OpenAI, the San Francisco-based artificial intelligence startup that has backing from Microsoft, among others, announced Tuesday it is now offering access to corporaitons to its Codex program for automatically generating code, in a private beta.
“We’re now making OpenAI Codex available in privatebeta via our API, and we are aiming to scale up as quickly as we can safely,” reads a blog post published by OpenAI posted on its Web site.
A button on the blog post links to a wait list form, where you can give your name and email and Github profile name, and details of what you’d like to build.
“During the initial period, OpenAI Codex will be offered for free,” the release states. “OpenAI will continue building on the safety groundwork we laid with GPT-3 — reviewing applications and incrementally scaling them up while working closely with developers tounderstand the effect of our technologies in the world.”
GPT-3 was released to the world in February of 2020, the third version by OpenAI of the “generative pre-trained transformer” language model that can produce whole articles that seem to have a quality of human writing about them, even though they are merely producing probabilty scores of word combinations.
Codex is the technology behind Microsoft’s GitHub CoPilot that was introduced in June.
In Tuesday’s announcement, OpenAI offered multiple demonstrations of Codex in action. The program can generate “Hello, World!” code by having a person type into a prompt “print hello world,” whereupon it generates the code of the program. The demo shows a person typing “now with feeling!” wherupon the program produces the “Hello, World!” statement again but adds an extra exclamation point.

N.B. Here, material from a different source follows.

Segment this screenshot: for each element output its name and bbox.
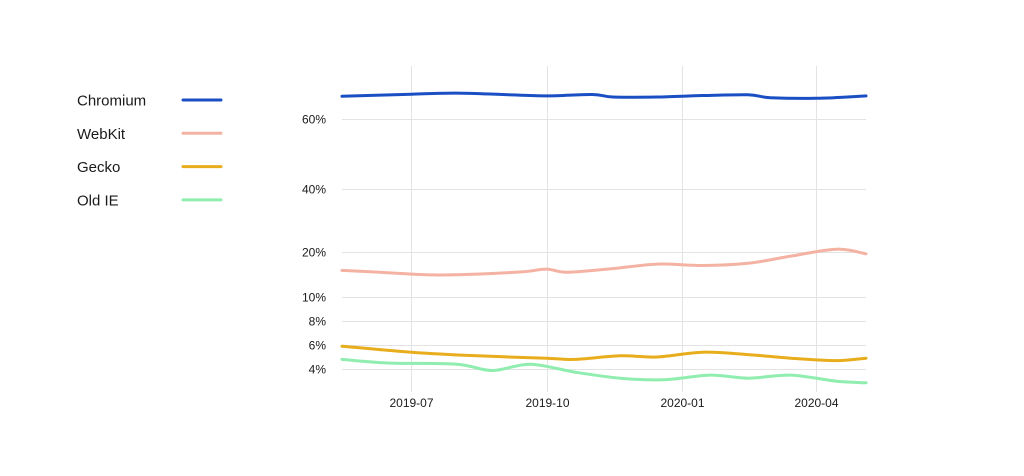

The program example expands to numerous extra features, such as “now display five such windows with 10 buttons, all at once,” and code is generated to produce multiple separate windows on screen.

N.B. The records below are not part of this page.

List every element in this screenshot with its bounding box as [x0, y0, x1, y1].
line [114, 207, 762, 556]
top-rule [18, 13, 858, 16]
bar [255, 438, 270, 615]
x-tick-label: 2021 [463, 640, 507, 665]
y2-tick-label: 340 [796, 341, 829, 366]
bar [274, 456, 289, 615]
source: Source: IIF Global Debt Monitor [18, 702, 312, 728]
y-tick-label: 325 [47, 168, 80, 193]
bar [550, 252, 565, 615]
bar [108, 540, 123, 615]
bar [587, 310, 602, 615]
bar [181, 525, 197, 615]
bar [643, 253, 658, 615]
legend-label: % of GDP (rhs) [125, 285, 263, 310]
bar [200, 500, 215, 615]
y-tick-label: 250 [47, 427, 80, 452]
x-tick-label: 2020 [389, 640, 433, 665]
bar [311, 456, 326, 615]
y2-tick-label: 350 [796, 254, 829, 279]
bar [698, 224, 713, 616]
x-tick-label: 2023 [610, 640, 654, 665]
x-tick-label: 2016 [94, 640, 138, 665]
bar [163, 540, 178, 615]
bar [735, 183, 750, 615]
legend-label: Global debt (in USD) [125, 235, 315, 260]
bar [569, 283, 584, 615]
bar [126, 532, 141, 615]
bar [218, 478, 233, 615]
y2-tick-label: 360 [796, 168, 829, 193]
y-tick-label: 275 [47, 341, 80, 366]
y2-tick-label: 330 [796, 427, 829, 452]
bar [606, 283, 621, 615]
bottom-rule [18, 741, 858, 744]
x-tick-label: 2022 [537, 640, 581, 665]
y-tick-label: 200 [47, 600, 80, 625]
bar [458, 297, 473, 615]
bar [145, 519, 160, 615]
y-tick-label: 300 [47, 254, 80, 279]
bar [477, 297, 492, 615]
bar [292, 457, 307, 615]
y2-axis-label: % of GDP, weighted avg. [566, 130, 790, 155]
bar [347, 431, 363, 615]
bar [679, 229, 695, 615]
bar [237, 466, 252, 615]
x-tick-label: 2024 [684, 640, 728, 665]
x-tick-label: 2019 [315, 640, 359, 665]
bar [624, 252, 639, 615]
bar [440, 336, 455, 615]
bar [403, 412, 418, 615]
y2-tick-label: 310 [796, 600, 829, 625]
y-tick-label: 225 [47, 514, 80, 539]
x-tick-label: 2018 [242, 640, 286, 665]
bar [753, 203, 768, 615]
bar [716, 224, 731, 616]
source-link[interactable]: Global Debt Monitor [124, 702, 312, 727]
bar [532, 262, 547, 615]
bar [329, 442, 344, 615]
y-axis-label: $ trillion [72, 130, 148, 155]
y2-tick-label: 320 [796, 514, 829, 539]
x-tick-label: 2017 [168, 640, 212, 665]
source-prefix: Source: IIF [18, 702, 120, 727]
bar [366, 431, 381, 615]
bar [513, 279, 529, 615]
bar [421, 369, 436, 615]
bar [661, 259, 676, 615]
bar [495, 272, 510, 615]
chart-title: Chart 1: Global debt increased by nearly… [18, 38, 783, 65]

In a more intriguing example for writers, the text of the poem Jabberwocky by Lewis Carroll is re-formatted with a phrase such as “remove indents” typed by a person. Writing “Prepend everything with L the line number than a colon.” Even though “than” is the wrong word, in this case, the program goes on to add line numbering to each line of the poem.
In one demo, the program will write a computer game, a simple imitation of Asteroids, from scratch, by having the progammer write declarative sentences of the kind, “Once the player reaches 250 points, they win! (1) Clear the document, (2) Tell them how long it took in seconds…”
In case you’re interested in digging into the details, the formal paper on Codex was posted on Arxiv last month.